MR. CHURCHILL AND DEMOS
S1R,—I must take strong exception to Miss Barbara Ward's assertion that I regret that Mr. Churchill was made Prime Minister. I wrote nothing of the sort. She had evidently become confused by my lack of approval of an attack on Mr. Chamberlain which I believe was not deserved. Miss Ward also suggests that in my criticism of Versailles I am following German propaganda. I expressly deny this on p. 295, when I say it was well to coerce the Prussian element in Germany: my criticism of Versailles is that of Mr. Churchill—that it lacked a constructive plan for Germany (see pp. 195-6). To this I add myself that it brought disorder on the Danube.
It is, of course, perfectly true that I am very critical of the results of adult suffrage, and that Mr. Churchill is also so I prove on PP. 64, 173, 209, 228, 251 and 292. Mr. Churchill's criticism of public opinion in regard to recent years is the burning theme of his speeches and articles, because the people would neither arm against Germany nor conciliate her, when in his view they should have done both. He made further criticisms of democracy in the chapter called " Demos " of The Aftermath and the Romanes lecture at Oxford, reprinted in Thoughts and Adventures. His distrust of the people's judgement when inflamed by war is stated unequivocally on p. 96 of The World Crisis.
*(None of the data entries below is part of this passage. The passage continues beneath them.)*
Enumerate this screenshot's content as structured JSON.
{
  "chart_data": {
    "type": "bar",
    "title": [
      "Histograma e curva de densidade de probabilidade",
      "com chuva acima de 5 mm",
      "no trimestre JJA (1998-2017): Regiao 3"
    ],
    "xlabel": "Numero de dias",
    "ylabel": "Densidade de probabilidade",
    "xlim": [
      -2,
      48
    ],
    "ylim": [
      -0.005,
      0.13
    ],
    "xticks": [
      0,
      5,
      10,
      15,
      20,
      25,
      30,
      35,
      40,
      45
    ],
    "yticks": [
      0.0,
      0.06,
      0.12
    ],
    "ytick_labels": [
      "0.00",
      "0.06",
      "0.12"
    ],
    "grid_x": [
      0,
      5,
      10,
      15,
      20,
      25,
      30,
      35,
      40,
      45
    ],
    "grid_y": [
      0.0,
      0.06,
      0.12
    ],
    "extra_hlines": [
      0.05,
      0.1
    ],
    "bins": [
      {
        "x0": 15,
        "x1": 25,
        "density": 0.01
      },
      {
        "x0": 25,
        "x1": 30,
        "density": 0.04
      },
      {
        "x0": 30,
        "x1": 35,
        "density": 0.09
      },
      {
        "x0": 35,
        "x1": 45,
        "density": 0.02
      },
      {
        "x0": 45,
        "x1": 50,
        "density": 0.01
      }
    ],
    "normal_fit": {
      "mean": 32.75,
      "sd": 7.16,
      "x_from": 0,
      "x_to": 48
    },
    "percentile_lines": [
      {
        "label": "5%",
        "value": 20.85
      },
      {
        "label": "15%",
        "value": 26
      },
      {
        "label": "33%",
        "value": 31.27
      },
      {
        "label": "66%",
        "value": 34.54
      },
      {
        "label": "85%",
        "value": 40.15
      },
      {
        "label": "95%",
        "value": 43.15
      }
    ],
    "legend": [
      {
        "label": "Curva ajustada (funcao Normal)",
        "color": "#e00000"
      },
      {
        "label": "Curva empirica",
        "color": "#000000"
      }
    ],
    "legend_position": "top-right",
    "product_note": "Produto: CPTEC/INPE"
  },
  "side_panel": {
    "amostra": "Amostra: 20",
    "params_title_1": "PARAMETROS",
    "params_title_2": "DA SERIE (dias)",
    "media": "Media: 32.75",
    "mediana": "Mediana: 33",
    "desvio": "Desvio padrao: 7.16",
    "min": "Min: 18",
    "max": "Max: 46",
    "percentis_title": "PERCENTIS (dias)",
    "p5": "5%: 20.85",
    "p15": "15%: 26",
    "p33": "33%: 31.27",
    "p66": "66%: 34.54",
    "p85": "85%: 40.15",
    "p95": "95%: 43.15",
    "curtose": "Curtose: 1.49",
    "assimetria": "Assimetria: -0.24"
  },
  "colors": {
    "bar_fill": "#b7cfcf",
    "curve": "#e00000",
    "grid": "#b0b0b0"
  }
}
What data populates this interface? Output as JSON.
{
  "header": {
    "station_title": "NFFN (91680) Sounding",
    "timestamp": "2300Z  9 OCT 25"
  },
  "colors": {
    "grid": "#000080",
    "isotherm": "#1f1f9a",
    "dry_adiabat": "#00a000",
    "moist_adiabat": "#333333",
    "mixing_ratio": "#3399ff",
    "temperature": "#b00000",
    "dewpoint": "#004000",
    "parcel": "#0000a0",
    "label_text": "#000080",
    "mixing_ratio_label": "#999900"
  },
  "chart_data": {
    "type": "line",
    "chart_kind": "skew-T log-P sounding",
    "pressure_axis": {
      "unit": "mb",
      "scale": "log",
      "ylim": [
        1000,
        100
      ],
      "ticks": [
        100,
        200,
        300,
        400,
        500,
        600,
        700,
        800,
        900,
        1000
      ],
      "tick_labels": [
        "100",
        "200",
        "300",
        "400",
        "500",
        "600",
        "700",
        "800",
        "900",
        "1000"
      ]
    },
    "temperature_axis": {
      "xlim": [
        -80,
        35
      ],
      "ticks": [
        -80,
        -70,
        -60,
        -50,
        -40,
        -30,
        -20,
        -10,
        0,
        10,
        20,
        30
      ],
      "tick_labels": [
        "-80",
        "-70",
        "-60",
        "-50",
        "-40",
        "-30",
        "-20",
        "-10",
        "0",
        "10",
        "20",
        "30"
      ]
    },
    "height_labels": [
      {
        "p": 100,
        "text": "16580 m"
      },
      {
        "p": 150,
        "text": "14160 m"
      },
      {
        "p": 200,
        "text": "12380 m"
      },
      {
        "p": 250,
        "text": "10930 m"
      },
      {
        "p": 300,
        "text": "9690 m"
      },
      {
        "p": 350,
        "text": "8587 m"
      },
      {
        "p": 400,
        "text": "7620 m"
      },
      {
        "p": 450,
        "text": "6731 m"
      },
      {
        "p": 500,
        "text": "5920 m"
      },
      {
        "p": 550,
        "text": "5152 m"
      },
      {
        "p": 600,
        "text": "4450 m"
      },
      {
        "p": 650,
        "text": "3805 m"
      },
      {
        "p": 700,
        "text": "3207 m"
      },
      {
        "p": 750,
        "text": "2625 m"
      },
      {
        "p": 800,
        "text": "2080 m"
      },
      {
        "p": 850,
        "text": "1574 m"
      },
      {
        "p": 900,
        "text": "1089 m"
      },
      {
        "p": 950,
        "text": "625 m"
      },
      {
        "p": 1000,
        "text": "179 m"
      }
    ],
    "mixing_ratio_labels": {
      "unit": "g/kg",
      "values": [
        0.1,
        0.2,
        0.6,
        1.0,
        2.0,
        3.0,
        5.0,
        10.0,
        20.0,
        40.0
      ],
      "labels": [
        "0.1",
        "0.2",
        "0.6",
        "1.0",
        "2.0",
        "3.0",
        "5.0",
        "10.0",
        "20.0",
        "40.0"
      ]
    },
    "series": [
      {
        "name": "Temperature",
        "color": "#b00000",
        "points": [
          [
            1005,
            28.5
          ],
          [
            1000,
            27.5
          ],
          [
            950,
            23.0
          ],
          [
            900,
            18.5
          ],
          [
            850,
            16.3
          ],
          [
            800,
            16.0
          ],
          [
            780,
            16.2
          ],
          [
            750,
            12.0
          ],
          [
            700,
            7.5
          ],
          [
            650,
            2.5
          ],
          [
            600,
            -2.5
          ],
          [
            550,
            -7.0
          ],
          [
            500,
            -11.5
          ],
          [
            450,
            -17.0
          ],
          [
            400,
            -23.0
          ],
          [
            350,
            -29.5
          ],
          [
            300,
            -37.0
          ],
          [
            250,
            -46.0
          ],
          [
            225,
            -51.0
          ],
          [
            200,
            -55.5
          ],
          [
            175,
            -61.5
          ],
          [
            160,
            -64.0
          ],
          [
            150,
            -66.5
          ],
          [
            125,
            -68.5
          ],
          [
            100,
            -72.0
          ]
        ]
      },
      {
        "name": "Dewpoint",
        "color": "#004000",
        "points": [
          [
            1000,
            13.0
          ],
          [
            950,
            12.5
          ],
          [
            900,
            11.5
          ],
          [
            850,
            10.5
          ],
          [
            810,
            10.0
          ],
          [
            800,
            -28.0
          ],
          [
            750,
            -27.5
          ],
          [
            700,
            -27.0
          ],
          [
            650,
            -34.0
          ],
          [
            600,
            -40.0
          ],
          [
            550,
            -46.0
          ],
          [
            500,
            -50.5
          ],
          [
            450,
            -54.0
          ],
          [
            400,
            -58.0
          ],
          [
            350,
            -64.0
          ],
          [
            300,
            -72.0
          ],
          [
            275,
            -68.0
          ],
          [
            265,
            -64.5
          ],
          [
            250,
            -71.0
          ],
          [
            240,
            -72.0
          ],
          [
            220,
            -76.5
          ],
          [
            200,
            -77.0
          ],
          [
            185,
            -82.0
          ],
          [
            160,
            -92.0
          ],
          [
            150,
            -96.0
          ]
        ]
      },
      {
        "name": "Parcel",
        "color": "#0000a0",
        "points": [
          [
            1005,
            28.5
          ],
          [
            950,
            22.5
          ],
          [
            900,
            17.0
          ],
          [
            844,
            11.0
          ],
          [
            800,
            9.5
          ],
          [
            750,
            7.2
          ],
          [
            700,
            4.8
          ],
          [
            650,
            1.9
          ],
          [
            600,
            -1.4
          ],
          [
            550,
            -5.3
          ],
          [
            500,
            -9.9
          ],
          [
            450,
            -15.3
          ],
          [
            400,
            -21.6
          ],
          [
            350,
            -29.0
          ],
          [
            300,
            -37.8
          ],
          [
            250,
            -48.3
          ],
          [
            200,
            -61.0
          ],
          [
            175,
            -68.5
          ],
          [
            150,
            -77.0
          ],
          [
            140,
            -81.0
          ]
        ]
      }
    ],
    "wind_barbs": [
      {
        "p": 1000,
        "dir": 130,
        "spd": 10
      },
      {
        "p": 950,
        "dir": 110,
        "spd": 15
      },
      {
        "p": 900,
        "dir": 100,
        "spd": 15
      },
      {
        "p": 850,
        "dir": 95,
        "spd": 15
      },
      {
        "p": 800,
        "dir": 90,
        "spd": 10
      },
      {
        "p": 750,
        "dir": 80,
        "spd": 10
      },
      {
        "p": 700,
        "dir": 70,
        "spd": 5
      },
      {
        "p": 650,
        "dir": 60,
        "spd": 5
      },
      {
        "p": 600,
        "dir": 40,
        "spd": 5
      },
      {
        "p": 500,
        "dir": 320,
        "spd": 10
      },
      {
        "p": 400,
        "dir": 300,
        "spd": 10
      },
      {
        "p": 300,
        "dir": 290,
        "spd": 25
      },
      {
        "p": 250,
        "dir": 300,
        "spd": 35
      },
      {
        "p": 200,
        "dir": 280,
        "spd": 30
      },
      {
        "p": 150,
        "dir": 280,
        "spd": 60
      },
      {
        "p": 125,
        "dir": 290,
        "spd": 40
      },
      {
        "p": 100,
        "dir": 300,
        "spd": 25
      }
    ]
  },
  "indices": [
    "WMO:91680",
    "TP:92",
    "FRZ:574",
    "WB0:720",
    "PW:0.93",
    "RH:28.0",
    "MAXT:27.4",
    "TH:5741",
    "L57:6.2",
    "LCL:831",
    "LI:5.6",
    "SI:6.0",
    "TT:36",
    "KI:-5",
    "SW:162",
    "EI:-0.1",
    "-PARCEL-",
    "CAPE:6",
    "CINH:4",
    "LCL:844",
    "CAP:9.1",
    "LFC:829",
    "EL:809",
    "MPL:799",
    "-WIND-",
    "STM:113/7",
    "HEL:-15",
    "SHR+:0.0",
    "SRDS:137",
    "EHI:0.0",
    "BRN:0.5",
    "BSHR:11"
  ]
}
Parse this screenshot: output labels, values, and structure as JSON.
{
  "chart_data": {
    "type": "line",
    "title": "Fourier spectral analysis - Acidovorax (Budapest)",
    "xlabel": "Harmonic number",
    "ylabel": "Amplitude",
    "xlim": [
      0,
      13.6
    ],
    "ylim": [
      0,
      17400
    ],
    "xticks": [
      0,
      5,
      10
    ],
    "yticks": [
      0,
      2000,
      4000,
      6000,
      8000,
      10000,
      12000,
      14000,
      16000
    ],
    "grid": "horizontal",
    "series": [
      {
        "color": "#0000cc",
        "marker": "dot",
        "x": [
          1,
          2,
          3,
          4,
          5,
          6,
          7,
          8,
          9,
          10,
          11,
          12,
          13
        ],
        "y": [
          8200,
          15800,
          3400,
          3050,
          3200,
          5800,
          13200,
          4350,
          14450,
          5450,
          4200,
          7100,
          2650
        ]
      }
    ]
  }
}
What is one to hope for the future? I know of nothing better than Mr. Churchill's hope for a real society of nations, freely co-operating. I sympathise with his praise of the monarchies, believ- ing them to have brought much more freedom and felicity than the democracy, the Socialism and the dictatorships which have followed on revolution ; and in conclusion I would thank Miss Barbara Ward for trying her best, though sometimes vainly, to follow my exposition of the life and thoughts of the Prime Minister. She has been taken
by surprise, and so, to some extent, was I. ROBERT SENCOURT. Lord Leycester's House, Warwick.
[The assertion attributed to Miss Ward by Mr. Sencourt in the first sentence of his letter occurs nowhere in her review.—En., The Spectator.]